The plot above shows the the event study for both dosage types, and we can extract the \(ATT^{es}_{d_1,d_2}(e)\) from the summary()
table.
For the low dose group (\(d_1\)), the immediate effect is ~64.47 in \(t=4\), and rises slightly in periods \(t=5\) and \(t=6\) to settle around ~69. For the high dose group (\(d_2\)) the immediate effect is ~124.77 in \(t=4\) and it also rises slightly over time, setting around ~130 in \(t=5\) and \(t=6\).

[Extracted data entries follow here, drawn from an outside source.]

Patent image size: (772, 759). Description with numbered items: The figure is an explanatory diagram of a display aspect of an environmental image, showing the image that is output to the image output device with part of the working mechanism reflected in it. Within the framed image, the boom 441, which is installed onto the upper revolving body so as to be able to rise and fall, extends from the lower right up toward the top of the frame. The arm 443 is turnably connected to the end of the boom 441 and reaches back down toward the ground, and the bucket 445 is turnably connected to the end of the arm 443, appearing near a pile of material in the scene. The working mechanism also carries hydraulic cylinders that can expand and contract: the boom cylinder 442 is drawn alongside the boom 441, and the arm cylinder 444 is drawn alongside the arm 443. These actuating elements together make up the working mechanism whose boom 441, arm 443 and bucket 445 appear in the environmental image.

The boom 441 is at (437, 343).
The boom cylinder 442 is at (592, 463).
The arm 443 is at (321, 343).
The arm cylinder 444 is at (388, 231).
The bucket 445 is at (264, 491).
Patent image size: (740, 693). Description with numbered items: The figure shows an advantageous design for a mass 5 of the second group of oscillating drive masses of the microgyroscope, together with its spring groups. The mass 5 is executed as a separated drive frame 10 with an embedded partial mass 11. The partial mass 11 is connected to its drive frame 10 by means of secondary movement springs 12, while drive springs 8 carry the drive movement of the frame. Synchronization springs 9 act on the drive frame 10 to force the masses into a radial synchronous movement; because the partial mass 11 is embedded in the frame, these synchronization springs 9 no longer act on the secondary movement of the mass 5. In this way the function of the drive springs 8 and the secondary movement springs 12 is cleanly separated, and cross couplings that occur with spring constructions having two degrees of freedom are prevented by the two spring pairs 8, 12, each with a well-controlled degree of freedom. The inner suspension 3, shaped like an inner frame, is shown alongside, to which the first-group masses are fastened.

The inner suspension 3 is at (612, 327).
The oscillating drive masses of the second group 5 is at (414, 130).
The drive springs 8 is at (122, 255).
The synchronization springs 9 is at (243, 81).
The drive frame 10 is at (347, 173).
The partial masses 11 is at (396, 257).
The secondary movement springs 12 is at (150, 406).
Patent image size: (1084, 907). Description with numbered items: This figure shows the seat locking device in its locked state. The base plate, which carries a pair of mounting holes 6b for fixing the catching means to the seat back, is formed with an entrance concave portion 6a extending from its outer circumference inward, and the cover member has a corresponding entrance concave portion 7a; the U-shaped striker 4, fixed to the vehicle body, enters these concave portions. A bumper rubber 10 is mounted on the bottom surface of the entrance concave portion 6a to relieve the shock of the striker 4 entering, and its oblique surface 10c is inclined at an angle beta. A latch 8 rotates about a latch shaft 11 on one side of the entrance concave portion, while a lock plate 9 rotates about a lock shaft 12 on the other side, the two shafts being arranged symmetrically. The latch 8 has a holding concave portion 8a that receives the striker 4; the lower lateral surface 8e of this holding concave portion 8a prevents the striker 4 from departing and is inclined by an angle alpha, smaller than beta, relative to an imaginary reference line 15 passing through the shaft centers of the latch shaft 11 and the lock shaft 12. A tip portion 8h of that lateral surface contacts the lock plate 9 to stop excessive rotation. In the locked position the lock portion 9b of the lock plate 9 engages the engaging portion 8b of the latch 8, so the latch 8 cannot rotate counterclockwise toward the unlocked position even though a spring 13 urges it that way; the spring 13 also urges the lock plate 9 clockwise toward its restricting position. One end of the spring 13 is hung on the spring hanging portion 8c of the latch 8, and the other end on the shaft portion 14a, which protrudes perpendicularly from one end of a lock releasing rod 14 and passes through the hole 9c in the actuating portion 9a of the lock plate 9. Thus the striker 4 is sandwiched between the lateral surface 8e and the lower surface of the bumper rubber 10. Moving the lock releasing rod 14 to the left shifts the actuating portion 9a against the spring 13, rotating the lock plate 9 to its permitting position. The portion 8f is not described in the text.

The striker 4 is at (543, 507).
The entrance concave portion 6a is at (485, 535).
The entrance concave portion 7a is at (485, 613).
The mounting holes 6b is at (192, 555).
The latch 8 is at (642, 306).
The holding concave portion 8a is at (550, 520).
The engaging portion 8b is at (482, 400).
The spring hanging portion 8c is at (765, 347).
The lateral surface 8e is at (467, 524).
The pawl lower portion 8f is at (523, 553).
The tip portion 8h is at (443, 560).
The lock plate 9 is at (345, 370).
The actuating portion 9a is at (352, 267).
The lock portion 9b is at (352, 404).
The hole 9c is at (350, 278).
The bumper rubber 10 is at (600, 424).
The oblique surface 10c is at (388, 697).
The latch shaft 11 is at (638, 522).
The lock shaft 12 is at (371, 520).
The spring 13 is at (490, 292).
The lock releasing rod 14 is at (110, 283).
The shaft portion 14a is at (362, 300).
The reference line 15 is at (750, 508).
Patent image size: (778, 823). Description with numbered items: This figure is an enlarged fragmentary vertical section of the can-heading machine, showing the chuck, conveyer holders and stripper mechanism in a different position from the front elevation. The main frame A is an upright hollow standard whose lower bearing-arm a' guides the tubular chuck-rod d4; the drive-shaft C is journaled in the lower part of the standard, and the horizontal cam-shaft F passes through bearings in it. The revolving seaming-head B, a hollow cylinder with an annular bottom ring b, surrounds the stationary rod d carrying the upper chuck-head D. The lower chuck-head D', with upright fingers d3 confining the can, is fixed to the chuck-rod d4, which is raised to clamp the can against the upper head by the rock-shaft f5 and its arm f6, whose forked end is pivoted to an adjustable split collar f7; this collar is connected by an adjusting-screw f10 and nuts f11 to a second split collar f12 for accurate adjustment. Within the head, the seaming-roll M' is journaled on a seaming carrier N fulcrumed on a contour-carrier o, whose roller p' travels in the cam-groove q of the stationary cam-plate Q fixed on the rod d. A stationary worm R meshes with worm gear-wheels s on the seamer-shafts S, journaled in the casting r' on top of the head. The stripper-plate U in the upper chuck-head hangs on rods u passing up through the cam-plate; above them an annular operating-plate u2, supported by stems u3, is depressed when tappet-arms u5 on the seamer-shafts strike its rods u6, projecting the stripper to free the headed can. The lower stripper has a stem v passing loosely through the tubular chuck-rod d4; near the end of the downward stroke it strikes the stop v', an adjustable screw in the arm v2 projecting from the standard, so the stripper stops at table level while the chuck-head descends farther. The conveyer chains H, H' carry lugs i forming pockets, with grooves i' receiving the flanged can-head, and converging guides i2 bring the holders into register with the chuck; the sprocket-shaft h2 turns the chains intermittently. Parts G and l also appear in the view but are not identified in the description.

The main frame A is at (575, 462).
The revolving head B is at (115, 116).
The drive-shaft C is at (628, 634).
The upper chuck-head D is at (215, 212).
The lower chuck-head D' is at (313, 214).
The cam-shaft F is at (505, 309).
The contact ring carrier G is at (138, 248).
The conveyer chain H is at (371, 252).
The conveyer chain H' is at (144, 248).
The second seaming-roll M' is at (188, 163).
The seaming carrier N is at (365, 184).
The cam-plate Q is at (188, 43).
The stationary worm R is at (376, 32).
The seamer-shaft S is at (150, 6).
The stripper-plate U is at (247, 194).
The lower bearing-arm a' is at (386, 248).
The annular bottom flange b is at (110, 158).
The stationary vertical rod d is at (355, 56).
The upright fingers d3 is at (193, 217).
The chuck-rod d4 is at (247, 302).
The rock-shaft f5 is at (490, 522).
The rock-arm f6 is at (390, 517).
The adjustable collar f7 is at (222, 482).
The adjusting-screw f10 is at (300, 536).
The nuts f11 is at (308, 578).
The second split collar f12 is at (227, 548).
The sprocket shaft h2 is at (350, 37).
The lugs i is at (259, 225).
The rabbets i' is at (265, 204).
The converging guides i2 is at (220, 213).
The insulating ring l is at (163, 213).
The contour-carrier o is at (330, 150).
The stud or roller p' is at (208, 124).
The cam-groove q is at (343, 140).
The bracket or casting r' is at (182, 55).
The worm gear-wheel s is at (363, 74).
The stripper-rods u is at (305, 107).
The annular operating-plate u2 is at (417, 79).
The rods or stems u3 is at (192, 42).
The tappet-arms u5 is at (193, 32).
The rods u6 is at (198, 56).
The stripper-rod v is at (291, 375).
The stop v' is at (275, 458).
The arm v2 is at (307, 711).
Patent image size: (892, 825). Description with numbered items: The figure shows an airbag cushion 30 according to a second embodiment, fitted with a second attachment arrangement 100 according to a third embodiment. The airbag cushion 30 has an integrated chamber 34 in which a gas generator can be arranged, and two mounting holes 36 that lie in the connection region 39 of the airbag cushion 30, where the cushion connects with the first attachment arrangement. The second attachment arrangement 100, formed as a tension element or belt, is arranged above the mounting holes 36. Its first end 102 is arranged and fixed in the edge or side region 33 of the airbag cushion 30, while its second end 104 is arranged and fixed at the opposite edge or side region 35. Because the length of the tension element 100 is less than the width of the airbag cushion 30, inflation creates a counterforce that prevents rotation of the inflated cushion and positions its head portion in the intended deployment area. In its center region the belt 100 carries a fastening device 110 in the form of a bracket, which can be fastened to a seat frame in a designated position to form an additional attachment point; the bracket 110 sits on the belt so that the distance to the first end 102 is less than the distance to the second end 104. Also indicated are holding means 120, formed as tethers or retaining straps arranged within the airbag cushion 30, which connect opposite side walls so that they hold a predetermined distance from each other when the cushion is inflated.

In the context of the effect of taking Advil it might be a little hard to intuitively interpret coefficents like this (what does it mean to have a 124 unit change in headaches?), but the specifics aren’t important (maybe we’re measuring how much Advil is processed by your liver, whatever, it’s fake data!). What is important is the technique for aggregating continuous treatment effects in order to make them interpretable.
Note, in this case we chose to aggregate over different dose types, however if we had differing event times, we could aggregate over them too. The choice of what to aggregate over will depend on the research question.